When The Hard Stuff is the Good Stuff

Photo by g-stockstudio/iStock / Getty Images

I've been hearing from friends and clients about things in life that are really hard. Jobs, leadership, families, health, entrepreneurship...just to name a few things that have come up in conversations of late. These things are real. They matter. And not one of the stories I've heard is anything short of hard.  

For some time now, I've had a favorite mantra to use when hard things come up. It's borrowed from Glennon Doyle, an author and speaker I admire. Her simple reminder that, "We can do hard things.", has been an anchor for me to hold onto when my own "stuff" gets tough. A simple and true reminder that each one of us has the capacity to handle whatever life throws at us.  

But I'm wondering lately if the hard things are actually maybe more than something to handle or to get through. Maybe the hard stuff is actually the good stuff. Think about it. If you've ever tried any kind of exercise that requires you to hold a position for a period of time, most likely you've started to shake at some point. If you've tried to lift heavier weight, the repetitions get harder towards the end. The further you run, the harder the miles become. Any trainer would tell you, that's when the good stuff happens. When the exercise becomes the hardest, the muscle you're working to build is actually getting stronger.  

Consider the perspective that this also is true in life.
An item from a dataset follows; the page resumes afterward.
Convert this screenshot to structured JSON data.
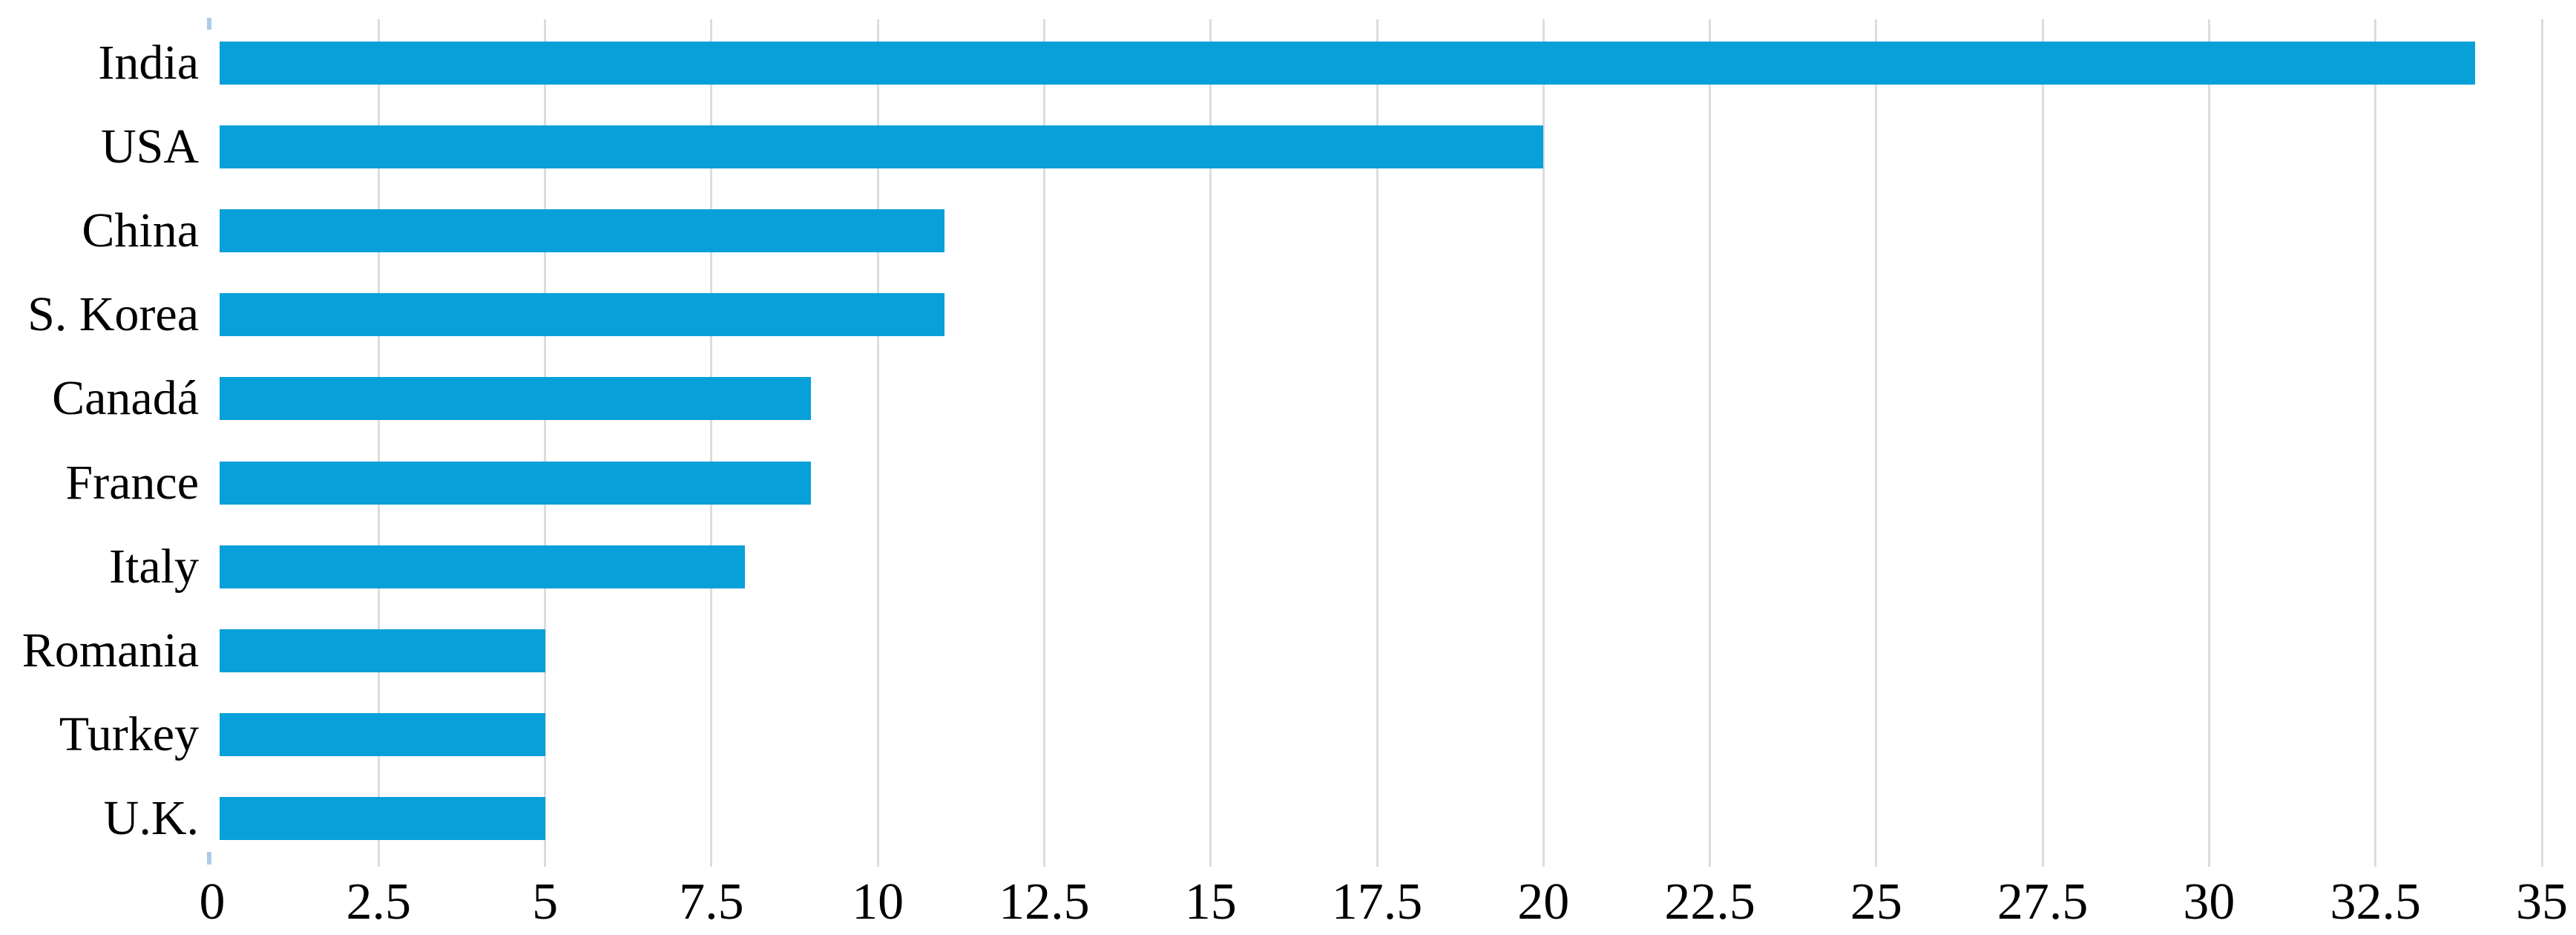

  • Managers lean into hard conversations with employees and  grow leadership capacity
  • Leaving a comfortable job and moving into a challenging new one develops new skills
  • Feedback from a disappointed client results in learnings that improve process or service
  • A health crisis strengthens family communication and relationships
  • Taking on more than we can handle teaches us valuable lessons about the importance of boundaries

Grow, develop, improve, strengthen, learn. The good stuff. Just like a muscle, we are built and changed as a result of dealing with what is hard. 

In my own experience, searching for what's good makes the work feel a bit less heavy. When we only see what is difficult, our thoughts stay in the negative and whatever we're dealing with feels harder. When our perspective shifts to finding a way to grow or learn, we suddenly relish the challenge. We might even say, "Bring it on!" if we're feeling especially courageous.

If you need a reminder prompt or a way to reflect on your situation through the lens of growth and learning, I've created a helpful worksheet for just that purpose. Print it out, post it and ask yourself these questions when you're feeling the weight of a challenge.

You've got this. Hold the pose a second or two longer. Lean in a little bit further. Practice saying no sometimes. Take the road less traveled rather than the easy path. Ask for help when the going gets too tough alone. And by all means, rest along the way.

Everyone wants to live on top of the mountain, but all the happiness and all the growth occur while you’re climbing it.